Ktr = qkernel.evaluate(Xtr_d)
Kte = qkernel.evaluate(Xte_d, Xtr_d)

qsvm = SVC(kernel='precomputed')
qsvm.fit(Ktr, y_train)
qpred = qsvm.predict(Kte)
print('QSVM accuracy:', (qpred == y_test).mean())
print(classification_report(y_test, qpred, digits=4))
print(confusion_matrix(y_test, qpred))


## 6) Compare & Reflect

- How do accuracies compare?
- How does runtime scale as you increase `d` (qubits) or `reps` (circuit depth)?
- Are there particular features that help QSVM more than classical SVM?
- What would change if we used a real noisy backend instead of a simulator?

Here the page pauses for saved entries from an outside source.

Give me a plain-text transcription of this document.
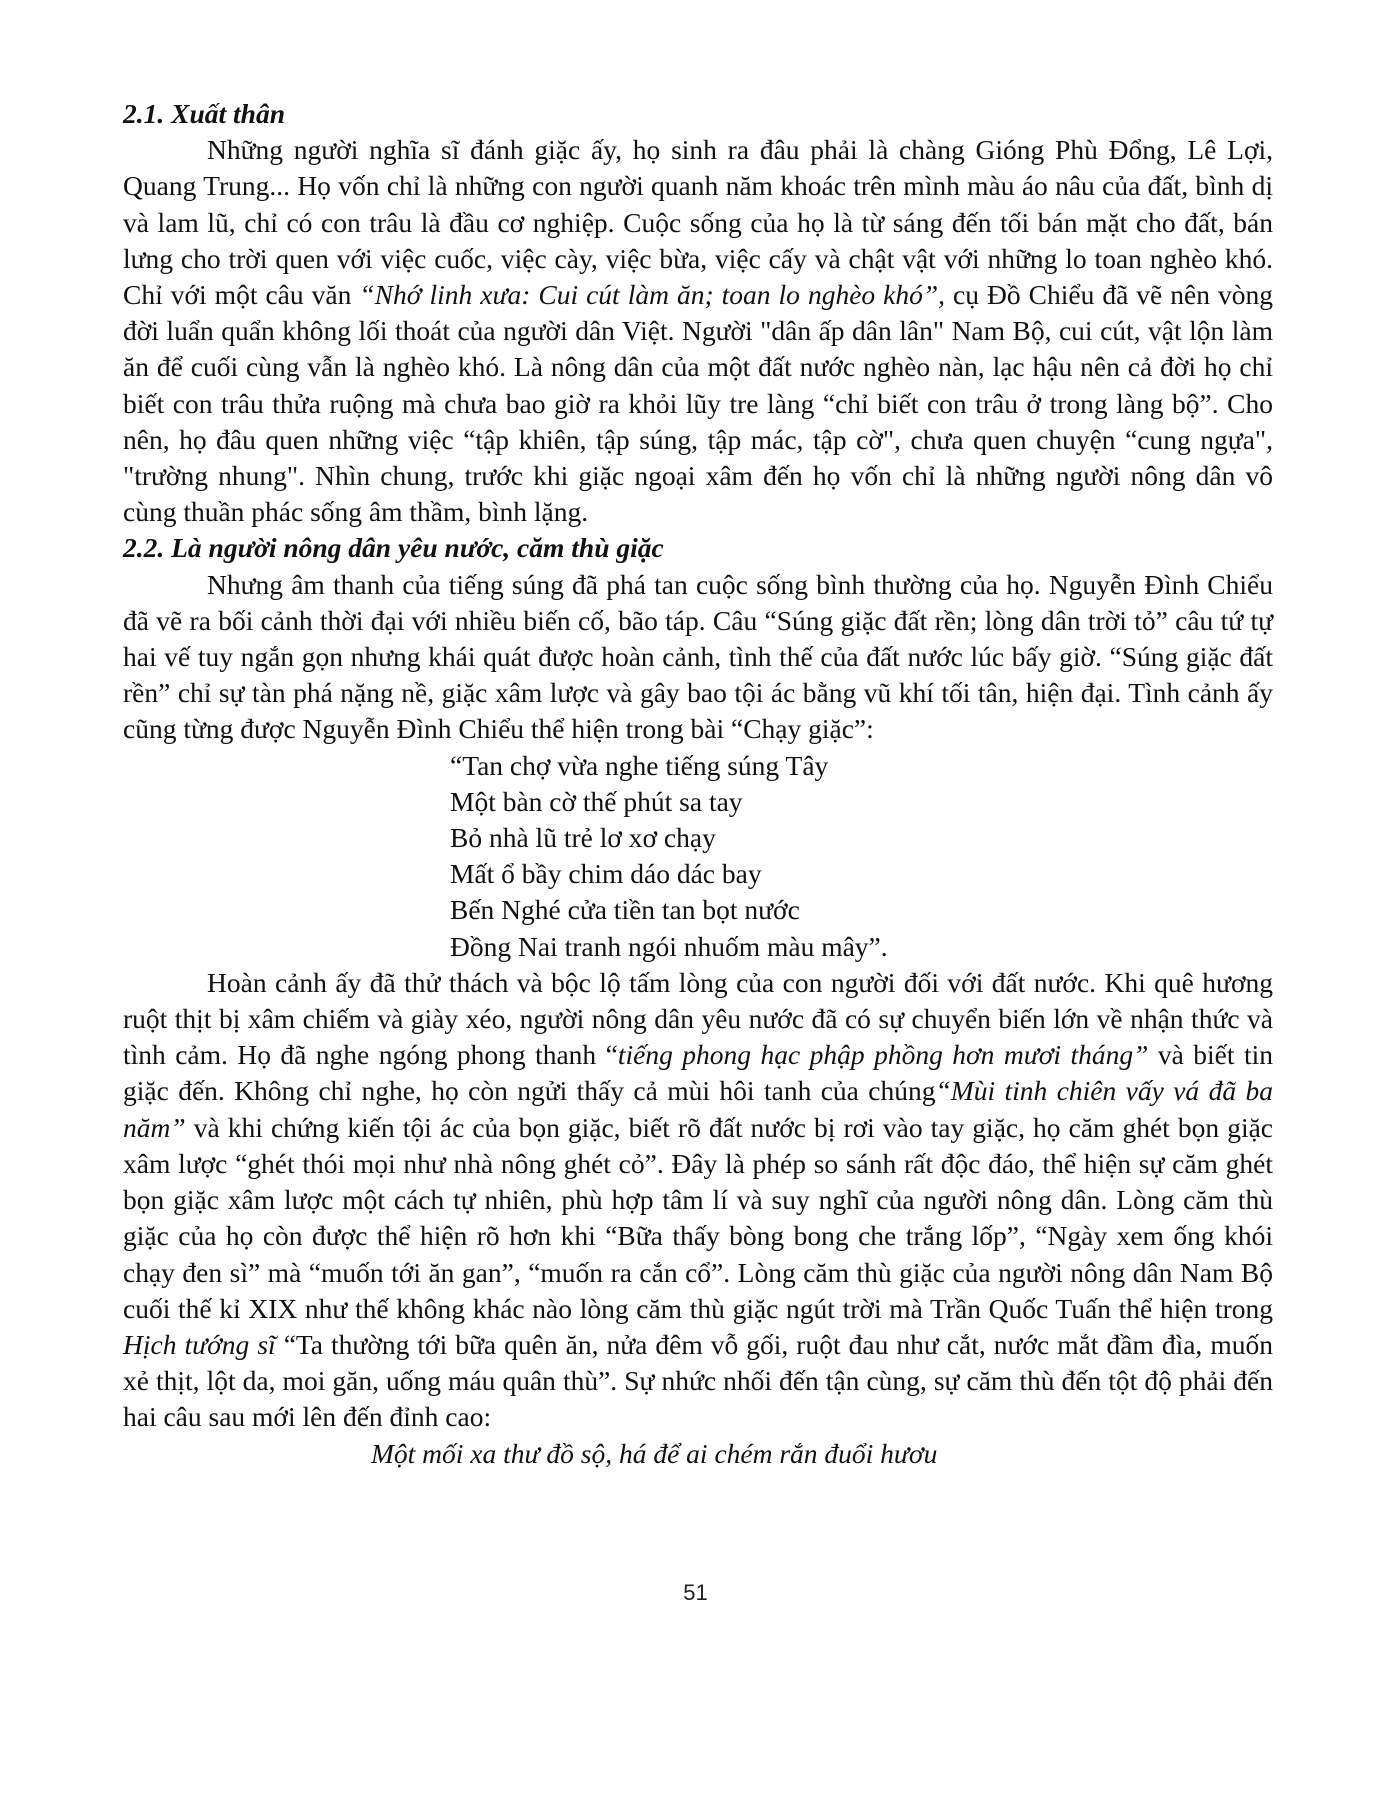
2.1. Xuất thân

Những người nghĩa sĩ đánh giặc ấy, họ sinh ra đâu phải là chàng Gióng Phù Đổng, Lê Lợi, Quang Trung... Họ vốn chỉ là những con người quanh năm khoác trên mình màu áo nâu của đất, bình dị và lam lũ, chỉ có con trâu là đầu cơ nghiệp. Cuộc sống của họ là từ sáng đến tối bán mặt cho đất, bán lưng cho trời quen với việc cuốc, việc cày, việc bừa, việc cấy và chật vật với những lo toan nghèo khó. Chỉ với một câu văn “Nhớ linh xưa: Cui cút làm ăn; toan lo nghèo khó”, cụ Đồ Chiểu đã vẽ nên vòng đời luẩn quẩn không lối thoát của người dân Việt. Người "dân ấp dân lân" Nam Bộ, cui cút, vật lộn làm ăn để cuối cùng vẫn là nghèo khó. Là nông dân của một đất nước nghèo nàn, lạc hậu nên cả đời họ chỉ biết con trâu thửa ruộng mà chưa bao giờ ra khỏi lũy tre làng “chỉ biết con trâu ở trong làng bộ”. Cho nên, họ đâu quen những việc “tập khiên, tập súng, tập mác, tập cờ", chưa quen chuyện “cung ngựa", "trường nhung". Nhìn chung, trước khi giặc ngoại xâm đến họ vốn chỉ là những người nông dân vô cùng thuần phác sống âm thầm, bình lặng.

2.2. Là người nông dân yêu nước, căm thù giặc

Nhưng âm thanh của tiếng súng đã phá tan cuộc sống bình thường của họ. Nguyễn Đình Chiểu đã vẽ ra bối cảnh thời đại với nhiều biến cố, bão táp. Câu “Súng giặc đất rền; lòng dân trời tỏ” câu tứ tự hai vế tuy ngắn gọn nhưng khái quát được hoàn cảnh, tình thế của đất nước lúc bấy giờ. “Súng giặc đất rền” chỉ sự tàn phá nặng nề, giặc xâm lược và gây bao tội ác bằng vũ khí tối tân, hiện đại. Tình cảnh ấy cũng từng được Nguyễn Đình Chiểu thể hiện trong bài “Chạy giặc”:

“Tan chợ vừa nghe tiếng súng Tây
Một bàn cờ thế phút sa tay
Bỏ nhà lũ trẻ lơ xơ chạy
Mất ổ bầy chim dáo dác bay
Bến Nghé cửa tiền tan bọt nước
Đồng Nai tranh ngói nhuốm màu mây”.

Hoàn cảnh ấy đã thử thách và bộc lộ tấm lòng của con người đối với đất nước. Khi quê hương ruột thịt bị xâm chiếm và giày xéo, người nông dân yêu nước đã có sự chuyển biến lớn về nhận thức và tình cảm. Họ đã nghe ngóng phong thanh “tiếng phong hạc phập phồng hơn mươi tháng” và biết tin giặc đến. Không chỉ nghe, họ còn ngửi thấy cả mùi hôi tanh của chúng“Mùi tinh chiên vấy vá đã ba năm” và khi chứng kiến tội ác của bọn giặc, biết rõ đất nước bị rơi vào tay giặc, họ căm ghét bọn giặc xâm lược “ghét thói mọi như nhà nông ghét cỏ”. Đây là phép so sánh rất độc đáo, thể hiện sự căm ghét bọn giặc xâm lược một cách tự nhiên, phù hợp tâm lí và suy nghĩ của người nông dân. Lòng căm thù giặc của họ còn được thể hiện rõ hơn khi “Bữa thấy bòng bong che trắng lốp”, “Ngày xem ống khói chạy đen sì” mà “muốn tới ăn gan”, “muốn ra cắn cổ”. Lòng căm thù giặc của người nông dân Nam Bộ cuối thế kỉ XIX như thế không khác nào lòng căm thù giặc ngút trời mà Trần Quốc Tuấn thể hiện trong Hịch tướng sĩ “Ta thường tới bữa quên ăn, nửa đêm vỗ gối, ruột đau như cắt, nước mắt đầm đìa, muốn xẻ thịt, lột da, moi găn, uống máu quân thù”. Sự nhức nhối đến tận cùng, sự căm thù đến tột độ phải đến hai câu sau mới lên đến đỉnh cao:

Một mối xa thư đồ sộ, há để ai chém rắn đuổi hươu

51
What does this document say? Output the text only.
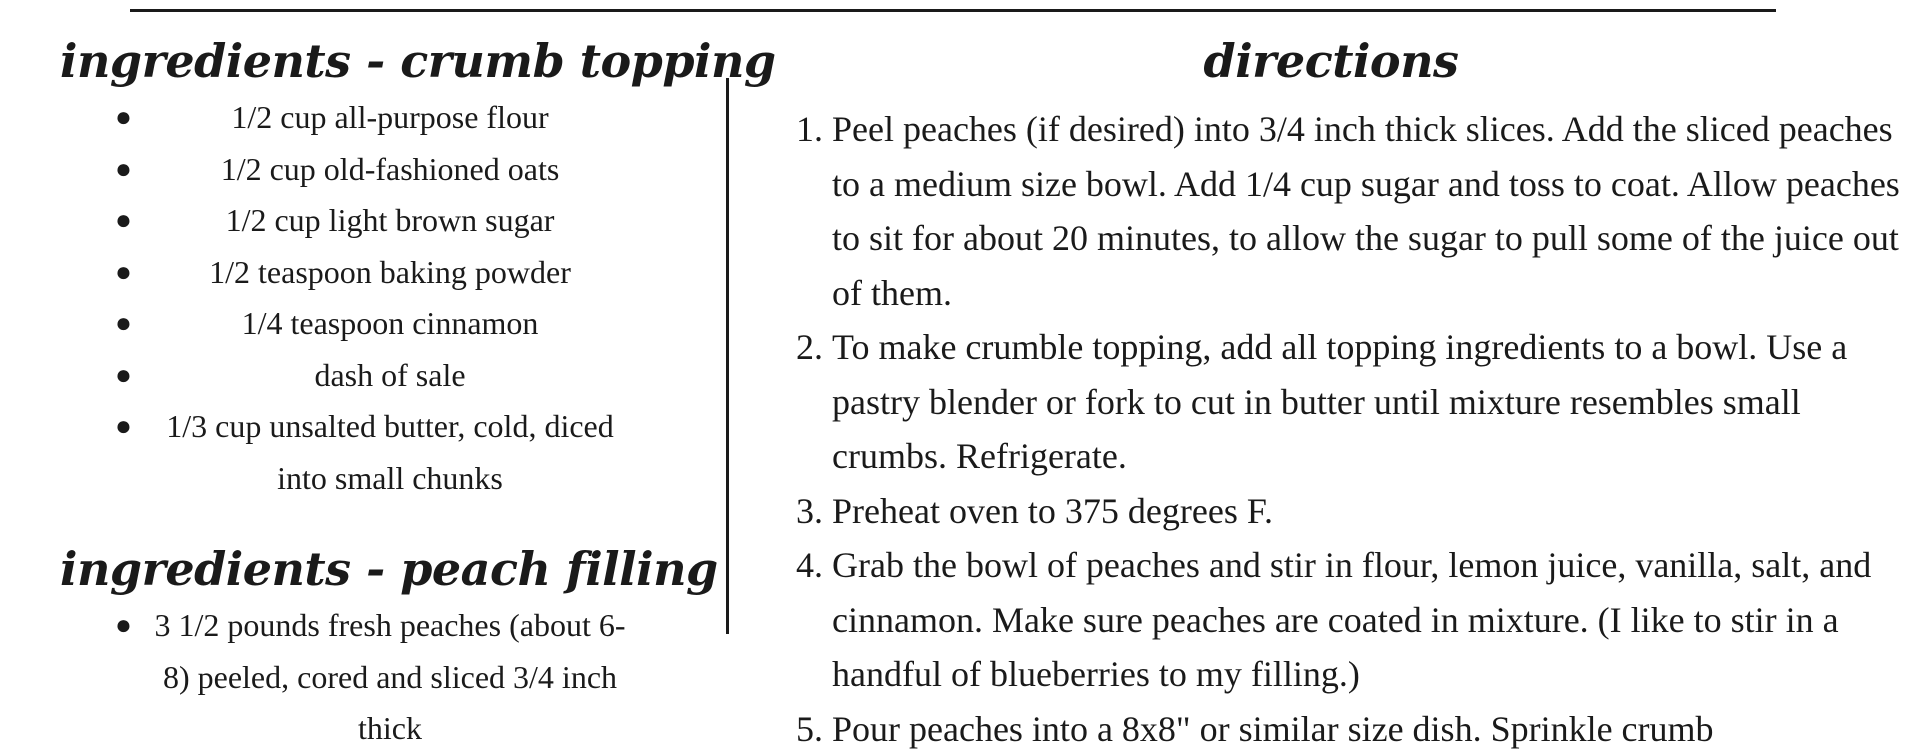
ingredients - crumb topping
●	1/2 cup all-purpose flour
●	1/2 cup old-fashioned oats
●	1/2 cup light brown sugar
● 1/2 teaspoon baking powder
●	1/4 teaspoon cinnamon
●	dash of sale
● 1/3 cup unsalted butter, cold, diced into small chunks
ingredients - peach filling
● 3 1/2 pounds fresh peaches (about 6-8) peeled, cored and sliced 3/4 inch thick
directions
1. Peel peaches (if desired) into 3/4 inch thick slices. Add the sliced peaches to a medium size bowl. Add 1/4 cup sugar and toss to coat. Allow peaches to sit for about 20 minutes, to allow the sugar to pull some of the juice out of them.
2. To make crumble topping, add all topping ingredients to a bowl. Use a pastry blender or fork to cut in butter until mixture resembles small crumbs. Refrigerate.
3. Preheat oven to 375 degrees F.
4. Grab the bowl of peaches and stir in flour, lemon juice, vanilla, salt, and cinnamon. Make sure peaches are coated in mixture. (I like to stir in a handful of blueberries to my filling.)
5. Pour peaches into a 8x8" or similar size dish. Sprinkle crumb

## 7) Extensions / Homework

1. Try different feature subsets instead of the first `d` columns (e.g., choose `[0,2,3,7]`).
2. Add n-gram or character-based features (but keep `d` small for QSVM runs).
3. Swap the feature map (e.g., `PauliFeatureMap`).
4. Try a variational classifier (VQC) with a small ansatz (may be slower).
5. Replace the dataset with a real malicious URL corpus and compare trends.
6. Profile timing for classical vs QSVM to understand scaling effects.